THE RESTRAINING HAND

“About twenty years ago,” writes Mrs. Elliot, “I received some letters by post, one of which contained £15 in bank notes. After reading the letters I went into the kitchen with them in my hands. I was alone at the time. . . . Having done with the letters, I made an effort to throw them into the fire, when I distinctly felt my hand arrested in the act. It was as though another hand were gently laid upon my own, pressing it back. Much surprised, I looked at my hand and then saw it contained, not the letters I had intended to destroy, but the bank notes, and that the letters were in the other hand. I was so surprised that I called out, ‘Who’s here?’” [{80a}]

Nobody will call this “the touch of a vanished hand”. Part of Mrs. Elliot’s mind knew what she was about, and started an unreal but veracious feeling to warn her. We shall come to plenty of Hands not so readily disposed of.

Next to touch, the sense most apt to be deceived is hearing. Every one who has listened anxiously for an approaching carriage, has often heard it come before it came. In the summer of 1896 the writer, with a lady and another companion, were standing on the veranda at the back of a house in Dumfriesshire, waiting for a cab to take one of them to the station. They heard a cab arrive and draw up, went round to the front of the house, saw the servant open the door and bring out the luggage, but wheeled vehicle there was none in sound or sight. Yet all four persons had heard it, probably by dint of expectation.
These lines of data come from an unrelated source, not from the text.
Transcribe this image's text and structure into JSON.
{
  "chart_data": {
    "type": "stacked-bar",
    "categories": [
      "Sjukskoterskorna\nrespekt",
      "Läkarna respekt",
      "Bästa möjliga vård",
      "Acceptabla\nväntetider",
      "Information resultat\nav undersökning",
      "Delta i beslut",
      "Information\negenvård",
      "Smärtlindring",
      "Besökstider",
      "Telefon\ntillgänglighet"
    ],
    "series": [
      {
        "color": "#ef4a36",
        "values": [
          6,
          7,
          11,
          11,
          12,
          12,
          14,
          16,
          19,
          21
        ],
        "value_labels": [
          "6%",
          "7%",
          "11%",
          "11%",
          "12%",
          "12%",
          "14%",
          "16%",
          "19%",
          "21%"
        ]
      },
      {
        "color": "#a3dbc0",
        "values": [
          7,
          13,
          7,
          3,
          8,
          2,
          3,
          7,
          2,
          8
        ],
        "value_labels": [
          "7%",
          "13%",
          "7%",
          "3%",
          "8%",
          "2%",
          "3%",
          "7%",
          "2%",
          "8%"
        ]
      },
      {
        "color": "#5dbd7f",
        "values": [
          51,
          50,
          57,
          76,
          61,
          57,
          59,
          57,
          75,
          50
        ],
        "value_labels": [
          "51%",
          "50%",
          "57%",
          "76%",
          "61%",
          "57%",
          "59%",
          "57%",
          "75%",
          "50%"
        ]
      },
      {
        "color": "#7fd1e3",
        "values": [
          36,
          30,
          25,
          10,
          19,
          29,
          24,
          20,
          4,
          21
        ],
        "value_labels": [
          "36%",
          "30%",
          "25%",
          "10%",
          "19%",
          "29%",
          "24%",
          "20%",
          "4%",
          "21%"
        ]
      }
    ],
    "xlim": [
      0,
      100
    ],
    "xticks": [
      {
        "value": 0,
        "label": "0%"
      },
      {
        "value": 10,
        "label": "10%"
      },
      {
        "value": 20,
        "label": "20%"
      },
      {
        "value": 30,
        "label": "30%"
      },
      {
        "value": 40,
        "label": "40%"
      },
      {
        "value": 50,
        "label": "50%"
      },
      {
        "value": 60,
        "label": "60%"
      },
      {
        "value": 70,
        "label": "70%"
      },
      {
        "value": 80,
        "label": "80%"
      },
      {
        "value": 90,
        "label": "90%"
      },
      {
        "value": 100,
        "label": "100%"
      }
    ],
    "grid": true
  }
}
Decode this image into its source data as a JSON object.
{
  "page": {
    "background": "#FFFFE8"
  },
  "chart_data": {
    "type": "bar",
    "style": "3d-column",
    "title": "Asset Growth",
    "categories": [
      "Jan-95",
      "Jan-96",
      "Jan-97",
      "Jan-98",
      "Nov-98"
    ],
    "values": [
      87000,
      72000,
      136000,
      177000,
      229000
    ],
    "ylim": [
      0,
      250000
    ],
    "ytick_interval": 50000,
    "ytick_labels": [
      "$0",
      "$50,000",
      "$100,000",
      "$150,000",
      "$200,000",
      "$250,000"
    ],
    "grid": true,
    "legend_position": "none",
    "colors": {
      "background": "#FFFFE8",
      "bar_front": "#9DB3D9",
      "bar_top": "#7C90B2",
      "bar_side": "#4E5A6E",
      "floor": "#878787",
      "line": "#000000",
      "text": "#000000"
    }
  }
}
To hear articulate voices where there are none is extremely common in madness, [{80b}] but not very rare, as Mr. Galton shows, among the sane. When the voices are veracious, give unknown information, they are in the same case as truthful dreams. I offer a few from the experience, reported to me by himself, of a man of learning whom I shall call a Benedictine monk, though that is not his real position in life.